Is it empathy that leaves the mentally unwell and drug addicted to rot in the street, harass and endanger passersby, and commit petty crimes with impunity?
I didn't think empathy had much to do with the tough on crime policies that are bearing this fruit today, or the dehumanizing rhetoric rampant in this thread that justifies doubling down on those failed policies.
Time and time again, fear leads to bad counterproductive policies with debateably good intentions.
I'm ignoring the meaningless/unspoken distinction between compassion and empathy in your comment.
Though it's changed recently (and even more recently is swinging back to historical usage), historically the word liberals referred to folks that are generally corporate/free-trade friendly (Reagan famously claimed something to the effect of, 'I'm a liberal, an 18th century liberal'). They also pay lip service to personal freedoms, but that tends to be through the lens of white men being the only people deserving of those, and they're generally against freedom of migration. Or rather that they care about free-trade more than free-migration because it advantages them more, despite the societal benefits of one relying on the other.
In Seattle, the leftists are the AnSyn folks at the unsanctioned May Day celebration, or the WTO protesters two decades back. Further back, they're the folks organizing the general strike[1]. The liberals are the folks that put their No Re-zoning sign next to their BLM sign in the window of their Ballard home. Or more charitably, the folks that see Gates and Bezos as shining examples of what our city is capable of.
In case you need it in song form, this is a song written by a leftist[2].
I heard from a lot of folks in Spokane who moved out because of the city's increasingly boggling policies. They were often quite vocal about the fact that they moved and their reasons for moving; they seemed to care for their old home, but simply could not live there any longer.
Vancouver's homeless have largely fled to the suburbs too! (Maple Ridge, mostly.) I guess the cost of living is so high here that even those who aren't paying rent still can't afford it.
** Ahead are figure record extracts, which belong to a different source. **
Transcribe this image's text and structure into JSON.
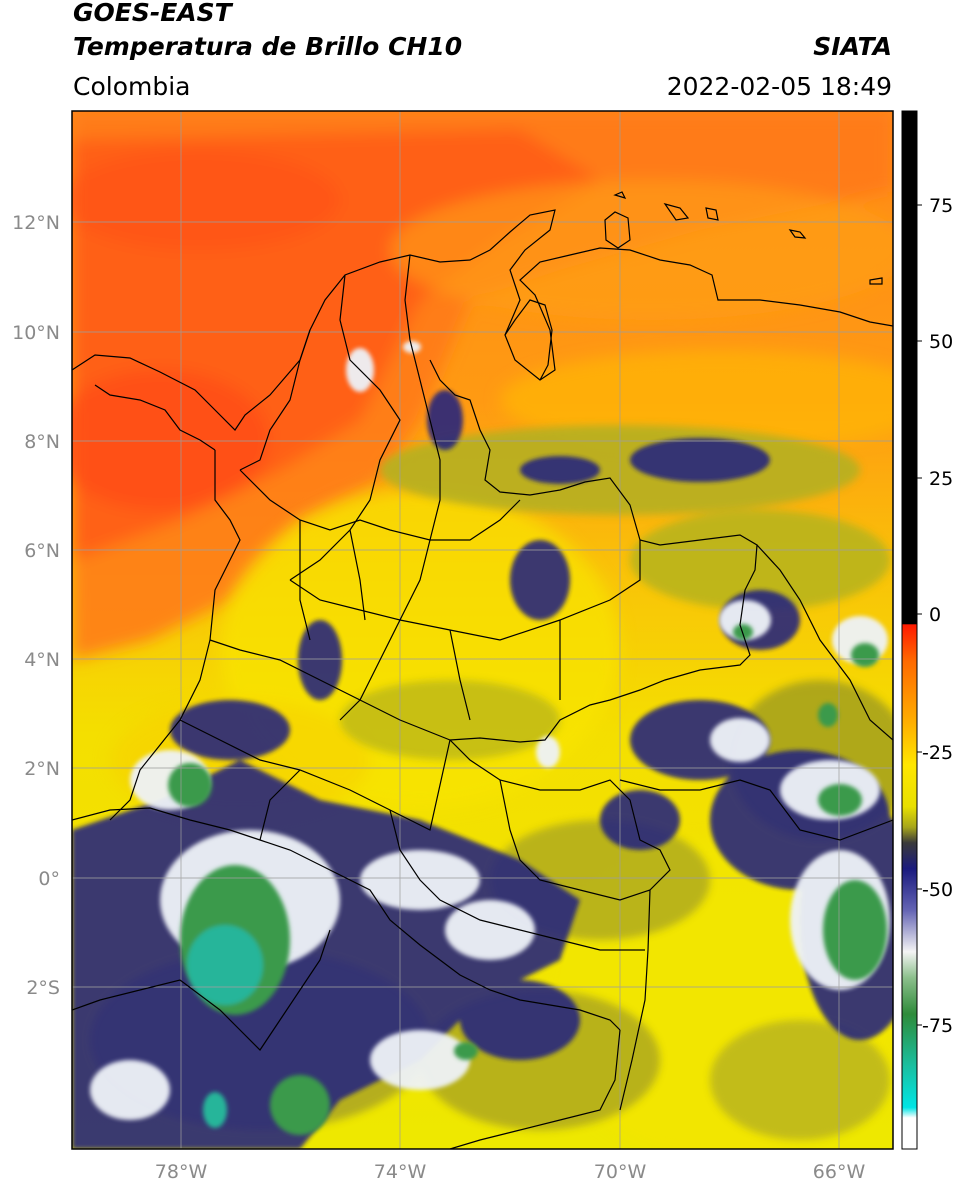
{
  "header": {
    "satellite": "GOES-EAST",
    "product": "Temperatura de Brillo CH10",
    "region": "Colombia",
    "agency": "SIATA",
    "datetime": "2022-02-05 18:49"
  },
  "axes": {
    "lat_ticks": [
      "12°N",
      "10°N",
      "8°N",
      "6°N",
      "4°N",
      "2°N",
      "0°",
      "2°S"
    ],
    "lon_ticks": [
      "78°W",
      "74°W",
      "70°W",
      "66°W"
    ]
  },
  "colorbar": {
    "tick_labels": [
      "75",
      "50",
      "25",
      "0",
      "-25",
      "-50",
      "-75"
    ],
    "range": [
      -95,
      90
    ],
    "colors": {
      "black": "#000000",
      "red": "#e8200e",
      "orange": "#ff8a00",
      "yellow": "#f2e800",
      "olive": "#a6a51a",
      "navy": "#1a1a7e",
      "white": "#f4f4f4",
      "green": "#2e8b3a",
      "teal": "#1abfa0",
      "cyan": "#00e5e5"
    }
  },
  "map_colors": {
    "ocean_warm": "#ff6a10",
    "warm_land": "#ff9a10",
    "mid": "#f7d800",
    "cold_low": "#c8c215",
    "cloud_navy": "#23237f",
    "cloud_white": "#eef2f8",
    "cloud_green": "#3a9a4c",
    "cloud_teal": "#26b59a",
    "gridline": "#9e9e9e",
    "border": "#000000"
  }
}
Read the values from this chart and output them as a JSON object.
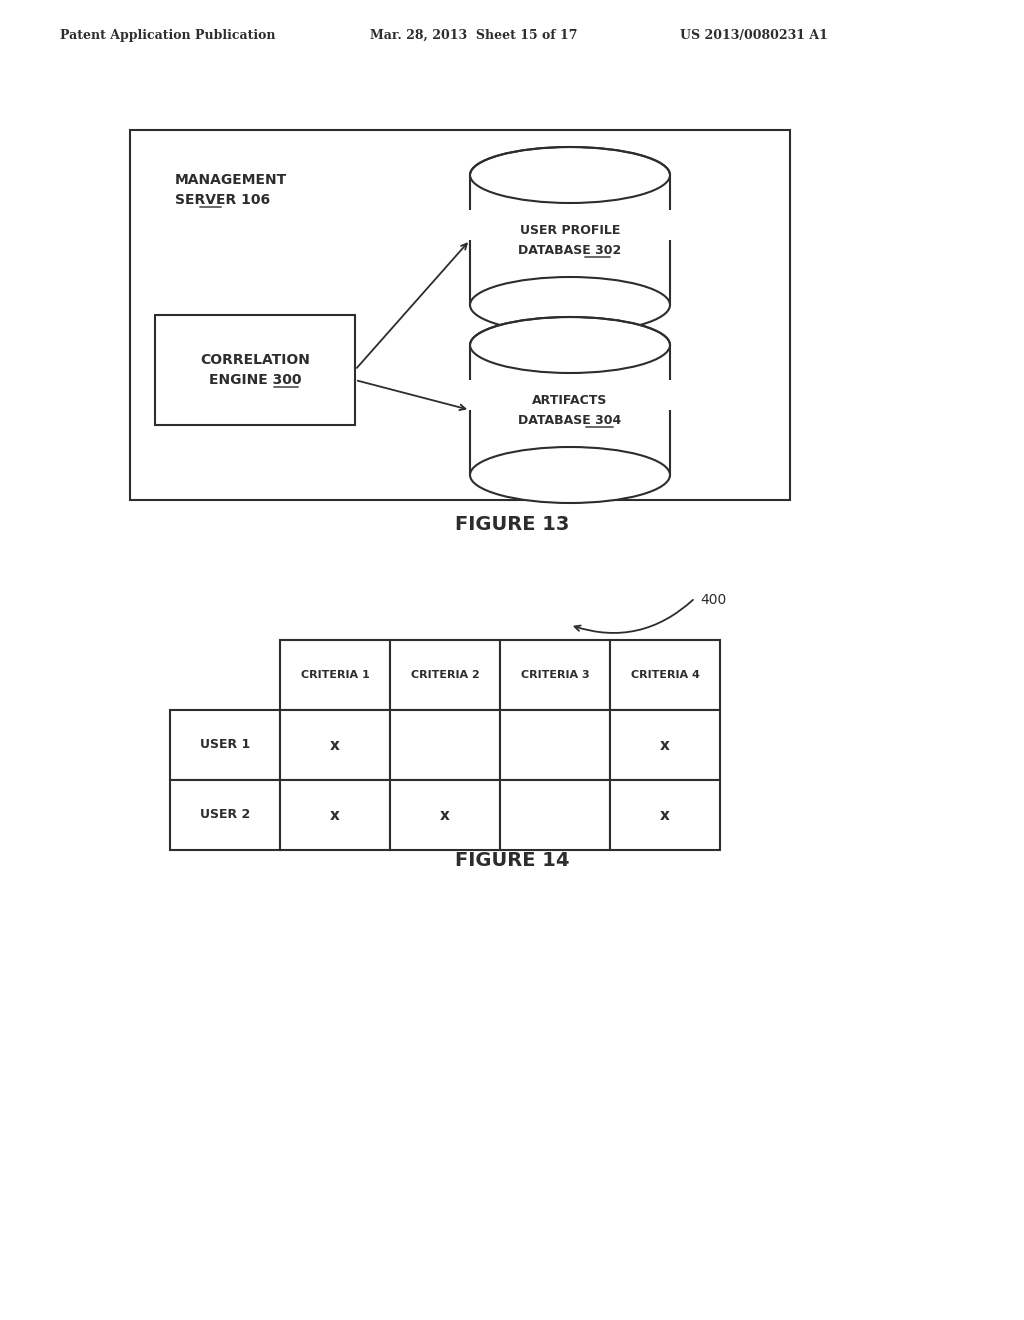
{
  "bg_color": "#ffffff",
  "header_text": [
    "Patent Application Publication",
    "Mar. 28, 2013  Sheet 15 of 17",
    "US 2013/0080231 A1"
  ],
  "fig13_title": "FIGURE 13",
  "fig14_title": "FIGURE 14",
  "mgmt_server_label": [
    "MANAGEMENT",
    "SERVER 106"
  ],
  "mgmt_server_underline": "106",
  "correlation_engine_label": [
    "CORRELATION",
    "ENGINE 300"
  ],
  "correlation_engine_underline": "300",
  "db1_label": [
    "USER PROFILE",
    "DATABASE 302"
  ],
  "db1_underline": "302",
  "db2_label": [
    "ARTIFACTS",
    "DATABASE 304"
  ],
  "db2_underline": "304",
  "label_400": "400",
  "table_col_headers": [
    "CRITERIA 1",
    "CRITERIA 2",
    "CRITERIA 3",
    "CRITERIA 4"
  ],
  "table_row_headers": [
    "USER 1",
    "USER 2"
  ],
  "table_data": [
    [
      "x",
      "",
      "",
      "x"
    ],
    [
      "x",
      "x",
      "",
      "x"
    ]
  ],
  "font_color": "#2d2d2d",
  "line_color": "#2d2d2d"
}
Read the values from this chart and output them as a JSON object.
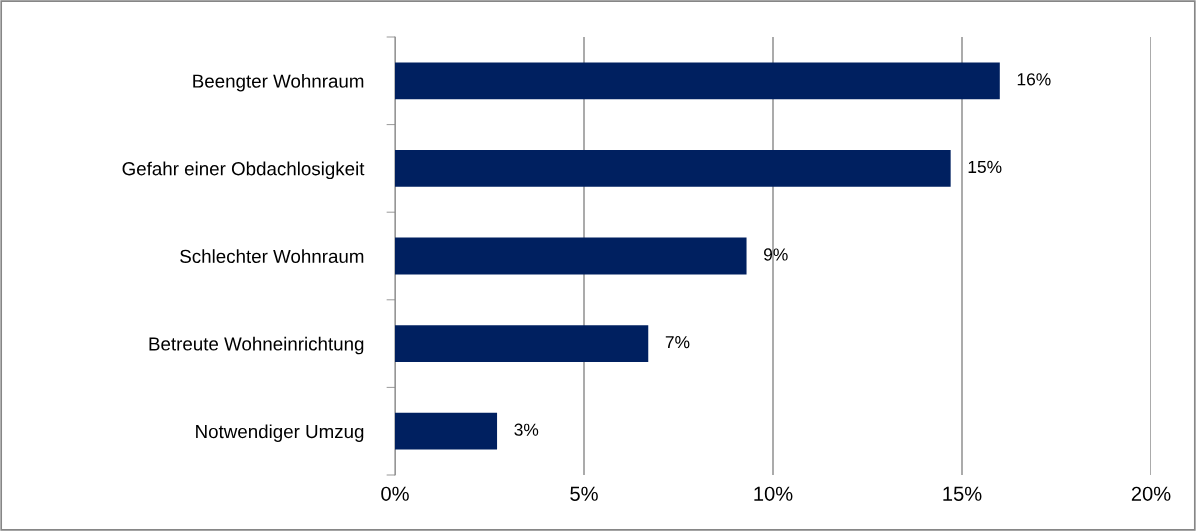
{
  "chart_data": {
    "type": "bar",
    "orientation": "horizontal",
    "categories": [
      "Beengter Wohnraum",
      "Gefahr einer Obdachlosigkeit",
      "Schlechter Wohnraum",
      "Betreute Wohneinrichtung",
      "Notwendiger Umzug"
    ],
    "values": [
      16.0,
      14.7,
      9.3,
      6.7,
      2.7
    ],
    "value_labels": [
      "16%",
      "15%",
      "9%",
      "7%",
      "3%"
    ],
    "color": "#002060",
    "xlim": [
      0,
      20
    ],
    "xticks": [
      {
        "value": 0,
        "label": "0%"
      },
      {
        "value": 5,
        "label": "5%"
      },
      {
        "value": 10,
        "label": "10%"
      },
      {
        "value": 15,
        "label": "15%"
      },
      {
        "value": 20,
        "label": "20%"
      }
    ],
    "grid": "x",
    "legend": false
  }
}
People are downvoting this, but the person has a point. That's exactly how Trump got elected (followed by millions of people wondering how the hell it could happen).
Shame everyone who disagrees with you, cancel them, ban them on your online forums, and then it's like they don't exist. You win! Except they can still vote, and you're no longer in a situation where you can influence them.
Seattle loves to pass new taxes that are "supposed" to go towards certain things (and do for a year or two), but then end up in a general fund. Just like the tobacco tax, the alcohol tax and the marijuana tax. These were all supposed to go towards roads and schools, at one point and, yet didn't.
Is there even a legal structure allowing a government to pass a tax with a particular outflow, in a way that prevents said government from later deciding to redirect the tax's revenue to a different outflow? Like how a trust works for private citizens, but at an organizational level?
You can earmark tax dollars for particular spending, but Seattle has a habit of only doing said earmarks for 2 to 3 years before going into the general fund. I'm not sure if you can make those earmarks indefinite, to be honest.
We need low cost low security jails for people who commit property crimes. Basically just wall off a few square miles and throw them in there left to their own devices.
Many prisons in central and South America are run like this: the prisoners are thrown into a contained environment without guards otherwise, the prisoners themselves (usually visit a gangs) organize the prison economy and otherwise keep the peace (bar for some occasional riots).
And then watch at they turn on you by quietly voting for your opponents in greater and greater numbers as the problem worsens.